The Court looked to landlord-tenant law before rejecting the trial court’s finding of a direct conversion of the tenant’s property. While the Legislature has imposed limitations on the extrajudicial eviction of a residential tenant, Real Prop. § 7-113, “a commercial landlord is permitted, although it is not encouraged, to resort to self-help to repossess premises and property within the premises in the following circumstances: (1) the tenant is in breach of a lease; (2) that authorizes the remedy of repossession; and (3) the repossession can be done peacefully.” Id. at 23. The Court found that all three requirements for a lawful self-help eviction were satisfied in the case before it.
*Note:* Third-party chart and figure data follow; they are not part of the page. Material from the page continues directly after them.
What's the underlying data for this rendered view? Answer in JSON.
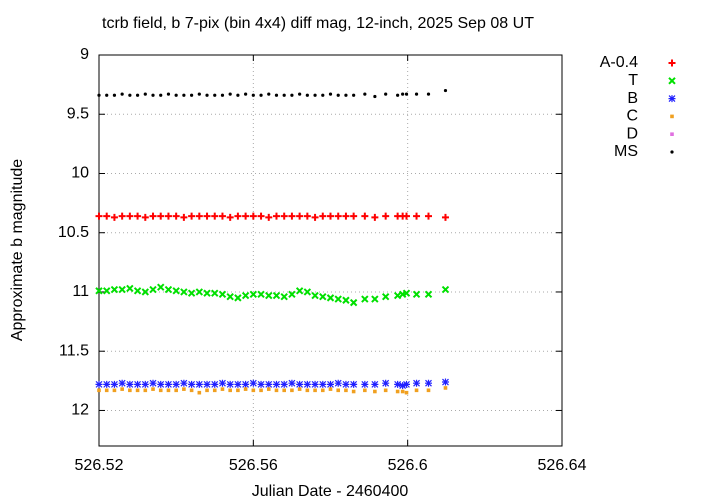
{
  "chart_data": {
    "type": "scatter",
    "title": "tcrb field, b 7-pix (bin 4x4) diff mag, 12-inch, 2025 Sep 08 UT",
    "x_label": "Julian Date - 2460400",
    "y_label": "Approximate b magnitude",
    "xlim": [
      526.52,
      526.64
    ],
    "xticks": [
      526.52,
      526.56,
      526.6,
      526.64
    ],
    "ylim": [
      9,
      12.3
    ],
    "yticks": [
      9,
      9.5,
      10,
      10.5,
      11,
      11.5,
      12
    ],
    "y_reversed": true,
    "grid": true,
    "legend": "outside-right",
    "x": [
      526.52,
      526.522,
      526.524,
      526.526,
      526.528,
      526.53,
      526.532,
      526.534,
      526.536,
      526.538,
      526.54,
      526.542,
      526.544,
      526.546,
      526.548,
      526.55,
      526.552,
      526.554,
      526.556,
      526.558,
      526.56,
      526.562,
      526.564,
      526.566,
      526.568,
      526.57,
      526.572,
      526.574,
      526.576,
      526.578,
      526.58,
      526.582,
      526.584,
      526.586,
      526.5889,
      526.5915,
      526.5943,
      526.5974,
      526.5987,
      526.5997,
      526.6023,
      526.6054,
      526.6098
    ],
    "series": [
      {
        "name": "A-0.4",
        "color": "#ff0000",
        "marker": "plus",
        "values": [
          10.36,
          10.36,
          10.37,
          10.36,
          10.36,
          10.36,
          10.37,
          10.36,
          10.36,
          10.36,
          10.36,
          10.37,
          10.36,
          10.36,
          10.36,
          10.36,
          10.36,
          10.37,
          10.36,
          10.36,
          10.36,
          10.36,
          10.37,
          10.36,
          10.36,
          10.36,
          10.36,
          10.36,
          10.37,
          10.36,
          10.36,
          10.36,
          10.36,
          10.36,
          10.36,
          10.37,
          10.36,
          10.36,
          10.36,
          10.36,
          10.36,
          10.36,
          10.37
        ]
      },
      {
        "name": "T",
        "color": "#00e000",
        "marker": "cross",
        "values": [
          10.99,
          10.99,
          10.98,
          10.98,
          10.97,
          10.99,
          11.0,
          10.98,
          10.96,
          10.98,
          10.99,
          11.0,
          11.01,
          11.0,
          11.01,
          11.01,
          11.02,
          11.04,
          11.05,
          11.03,
          11.02,
          11.02,
          11.03,
          11.03,
          11.04,
          11.02,
          10.99,
          11.0,
          11.03,
          11.04,
          11.05,
          11.06,
          11.07,
          11.09,
          11.06,
          11.06,
          11.04,
          11.03,
          11.02,
          11.01,
          11.02,
          11.02,
          10.98
        ]
      },
      {
        "name": "B",
        "color": "#2020ff",
        "marker": "star",
        "values": [
          11.78,
          11.78,
          11.78,
          11.77,
          11.78,
          11.78,
          11.78,
          11.77,
          11.78,
          11.78,
          11.78,
          11.77,
          11.78,
          11.78,
          11.78,
          11.78,
          11.77,
          11.78,
          11.78,
          11.78,
          11.77,
          11.78,
          11.78,
          11.78,
          11.78,
          11.77,
          11.78,
          11.78,
          11.78,
          11.78,
          11.78,
          11.77,
          11.78,
          11.78,
          11.78,
          11.78,
          11.77,
          11.78,
          11.79,
          11.78,
          11.77,
          11.77,
          11.76
        ]
      },
      {
        "name": "C",
        "color": "#f0a020",
        "marker": "square",
        "values": [
          11.83,
          11.83,
          11.83,
          11.82,
          11.83,
          11.83,
          11.83,
          11.82,
          11.83,
          11.83,
          11.83,
          11.82,
          11.83,
          11.85,
          11.83,
          11.83,
          11.82,
          11.83,
          11.83,
          11.82,
          11.83,
          11.83,
          11.82,
          11.83,
          11.83,
          11.83,
          11.82,
          11.83,
          11.83,
          11.83,
          11.82,
          11.83,
          11.83,
          11.84,
          11.83,
          11.84,
          11.83,
          11.84,
          11.84,
          11.85,
          11.83,
          11.83,
          11.81
        ]
      },
      {
        "name": "D",
        "color": "#e070e0",
        "marker": "square",
        "values": [
          null,
          null,
          null,
          null,
          null,
          null,
          null,
          null,
          null,
          null,
          null,
          null,
          null,
          null,
          null,
          null,
          null,
          null,
          null,
          null,
          null,
          null,
          null,
          null,
          null,
          null,
          null,
          null,
          null,
          null,
          null,
          null,
          null,
          null,
          null,
          null,
          null,
          null,
          null,
          null,
          null,
          null,
          null
        ]
      },
      {
        "name": "MS",
        "color": "#000000",
        "marker": "dot",
        "values": [
          9.34,
          9.34,
          9.34,
          9.33,
          9.34,
          9.34,
          9.33,
          9.34,
          9.34,
          9.33,
          9.34,
          9.34,
          9.34,
          9.33,
          9.34,
          9.34,
          9.34,
          9.33,
          9.34,
          9.33,
          9.34,
          9.34,
          9.33,
          9.34,
          9.34,
          9.34,
          9.33,
          9.34,
          9.34,
          9.34,
          9.33,
          9.34,
          9.34,
          9.34,
          9.33,
          9.35,
          9.33,
          9.34,
          9.33,
          9.33,
          9.33,
          9.33,
          9.3
        ]
      }
    ]
  }
}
First, the tenant was in breach for its failure to pay the full, i.e., two times market, rent due, and the trial court so found. Second, the lease, which by its terms remained in effect despite its expiration or the tenant’s breach, clearly authorized the landlord to “‘[p]erfect and otherwise enforce a lien’ on ‘all personal property, fixtures, and trade fixtures’ in the salon,” and to sell it, publicly or privately, without notice. Id. at 24–25. Finally, the repossession was, in fact, effected peacefully, that is, in a manner designed to “avoid a confrontation possibly leading to violence.” Id. at 25, quoting K & K Management, 316 Md. at 179. The landlord entered the property on a Monday, a day he knew that the salon would be closed. The sole employee on site taking inventory was asked to leave, but was permitted to take her personal belongings, and left without incident. Id. As the landlord’s self-help eviction and repossession satisfied all three legal requirements, its initial exercise of control over the tenant’s property was lawful. There was no direct conversion.
Although not decided below, the Court went on to determine whether the landlord might have been liable for a constructive conversion by retaining the lawfully obtained property after a demand for its return. The Court noted that “a party claiming constructive conversion must show a demand and refusal,” but found neither in this case. Id. at 27 (citations omitted).
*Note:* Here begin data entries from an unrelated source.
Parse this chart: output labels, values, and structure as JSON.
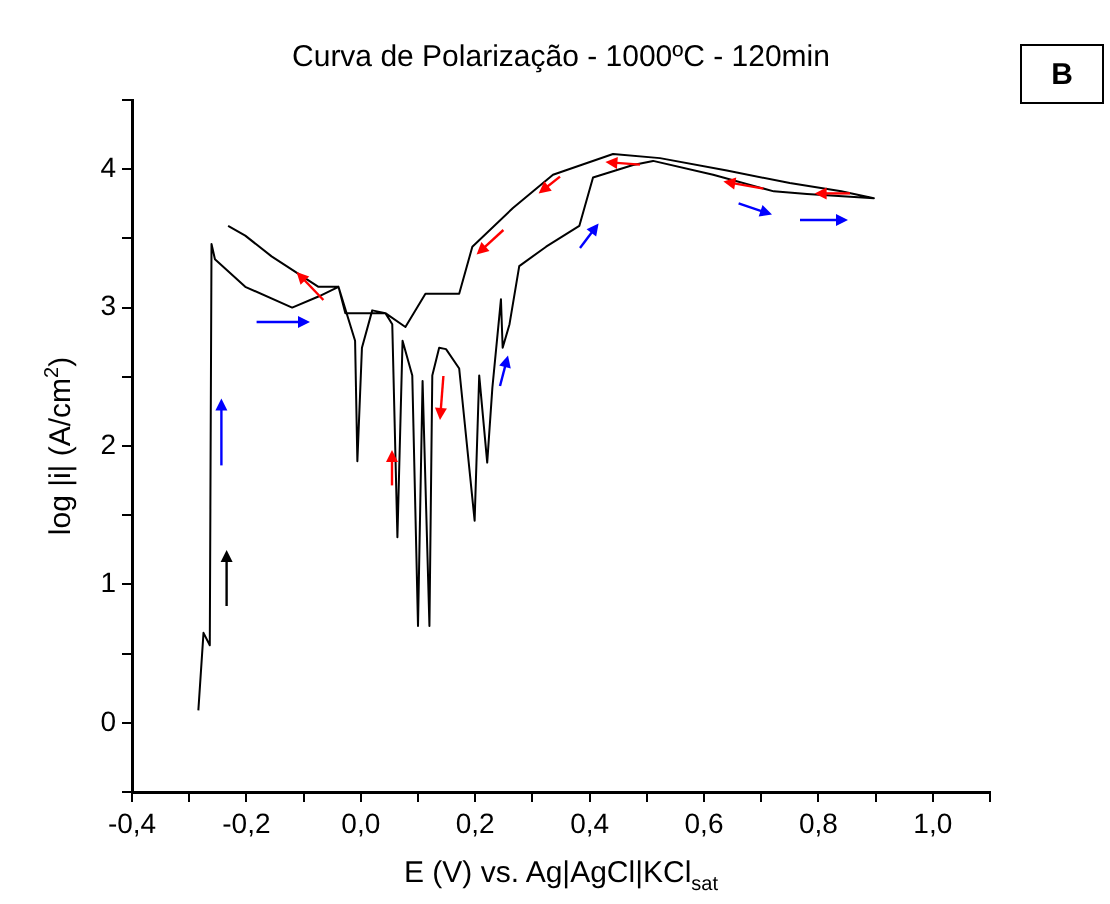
{
  "chart_data": {
    "type": "line",
    "title": "Curva de Polarização - 1000ºC - 120min",
    "xlabel": "E (V) vs. Ag|AgCl|KCl$_{sat}$",
    "ylabel": "log |i| (A/cm$^{2}$)",
    "annotations": [
      "B"
    ],
    "series": [
      {
        "color": "#000000",
        "x": [
          -0.284,
          -0.275,
          -0.264,
          -0.261,
          -0.255,
          -0.202,
          -0.12,
          -0.074,
          -0.039,
          -0.01,
          -0.006,
          0.002,
          0.02,
          0.043,
          0.055,
          0.064,
          0.073,
          0.09,
          0.1,
          0.108,
          0.12,
          0.125,
          0.137,
          0.149,
          0.172,
          0.199,
          0.207,
          0.221,
          0.23,
          0.245,
          0.248,
          0.26,
          0.277,
          0.324,
          0.382,
          0.406,
          0.476,
          0.511,
          0.616,
          0.722,
          0.78,
          0.897,
          0.84,
          0.75,
          0.64,
          0.523,
          0.441,
          0.336,
          0.266,
          0.195,
          0.172,
          0.149,
          0.113,
          0.078,
          0.043,
          -0.027,
          -0.039,
          -0.074,
          -0.156,
          -0.202,
          -0.232
        ],
        "values": [
          0.09,
          0.65,
          0.56,
          3.46,
          3.35,
          3.15,
          3.0,
          3.08,
          3.15,
          2.76,
          1.89,
          2.71,
          2.98,
          2.96,
          2.88,
          1.34,
          2.76,
          2.51,
          0.7,
          2.47,
          0.7,
          2.51,
          2.71,
          2.7,
          2.56,
          1.46,
          2.51,
          1.88,
          2.42,
          3.06,
          2.71,
          2.88,
          3.3,
          3.44,
          3.59,
          3.94,
          4.03,
          4.06,
          3.96,
          3.84,
          3.82,
          3.79,
          3.84,
          3.9,
          3.99,
          4.08,
          4.11,
          3.96,
          3.72,
          3.44,
          3.1,
          3.1,
          3.1,
          2.86,
          2.96,
          2.96,
          3.15,
          3.15,
          3.37,
          3.52,
          3.59
        ]
      }
    ],
    "xlim": [
      -0.4,
      1.1
    ],
    "ylim": [
      -0.5,
      4.5
    ],
    "xticks": [
      {
        "value": -0.4,
        "label": "-0,4"
      },
      {
        "value": -0.3,
        "label": null
      },
      {
        "value": -0.2,
        "label": "-0,2"
      },
      {
        "value": -0.1,
        "label": null
      },
      {
        "value": 0,
        "label": "0,0"
      },
      {
        "value": 0.1,
        "label": null
      },
      {
        "value": 0.2,
        "label": "0,2"
      },
      {
        "value": 0.3,
        "label": null
      },
      {
        "value": 0.4,
        "label": "0,4"
      },
      {
        "value": 0.5,
        "label": null
      },
      {
        "value": 0.6,
        "label": "0,6"
      },
      {
        "value": 0.7,
        "label": null
      },
      {
        "value": 0.8,
        "label": "0,8"
      },
      {
        "value": 0.9,
        "label": null
      },
      {
        "value": 1.0,
        "label": "1,0"
      },
      {
        "value": 1.1,
        "label": null
      }
    ],
    "yticks": [
      {
        "value": -0.5,
        "label": null
      },
      0,
      {
        "value": 0.5,
        "label": null
      },
      1,
      {
        "value": 1.5,
        "label": null
      },
      2,
      {
        "value": 2.5,
        "label": null
      },
      3,
      {
        "value": 3.5,
        "label": null
      },
      4,
      {
        "value": 4.5,
        "label": null
      }
    ],
    "grid": false,
    "legend": false,
    "marker": "none",
    "line_style": "solid"
  }
}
The tenant argued that filing suit just one day after the seizure satisfied the demand requirement. Finding no Maryland case on point, the Court looked to other jurisdictions before holding, “as have other courts addressing the issue, that the demand and refusal required to establish constructive conversion must be made prior to filing suit for conversion.” Id. (citations omitted). There was little discussion of this issue of first impression, and none on whether a demand for the tenant’s property would ultimately have been fruitful in light of the contractual lien on the property under the lease.
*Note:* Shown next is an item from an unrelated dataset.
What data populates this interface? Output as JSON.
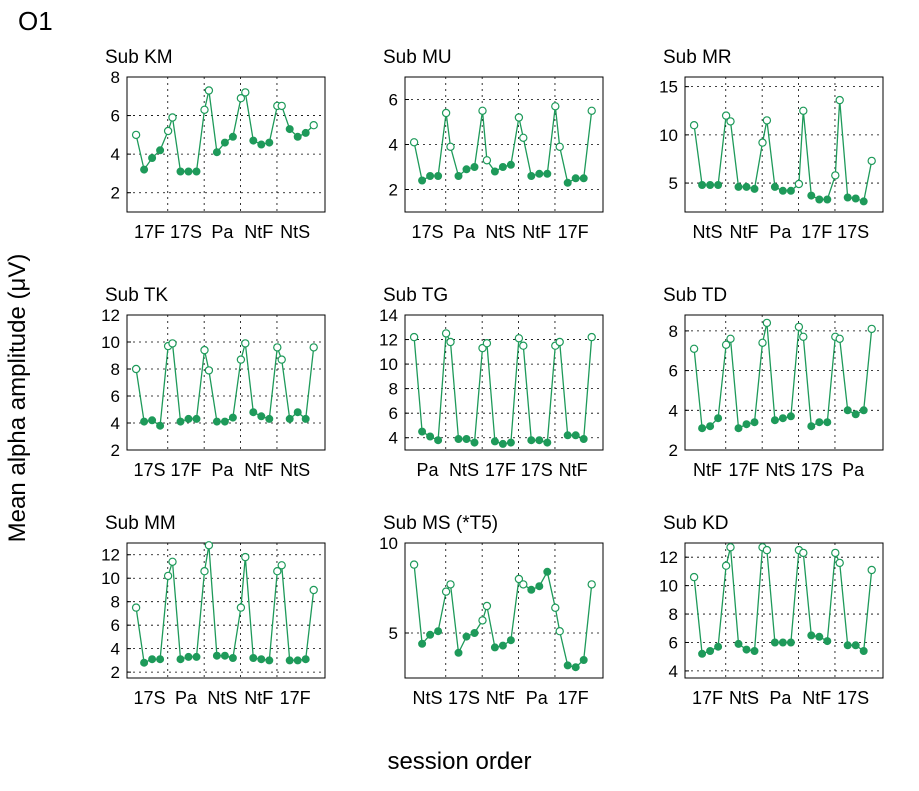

The absence of either a direct or construction conversion doomed the award of compensatory damages (calculated by the trial court as the value of the tenant’s furniture, fixtures, equipment and inventory, less the back rent and related lease charges owed to the landlord), and thus any claim on which a punitive damages award might be based. To make matters worse for the tenant, the appellate court found that the trial judge’s findings with respect to the rent and other lease payments owed by the tenant were not appealed by either party. The case was therefore remanded for the circuit court to turn its $1.1 million judgment in favor of the tenant into a $43,000 judgment against it. Id at. 29.
This was not, however, a total loss for the tenant. The Court ordered that the costs of the appeal, typically assessed against the losing party pursuant to Md. Rule 8-607(a), would be paid by the landlord, even though it was the prevailing party Id. at 29, n. 16.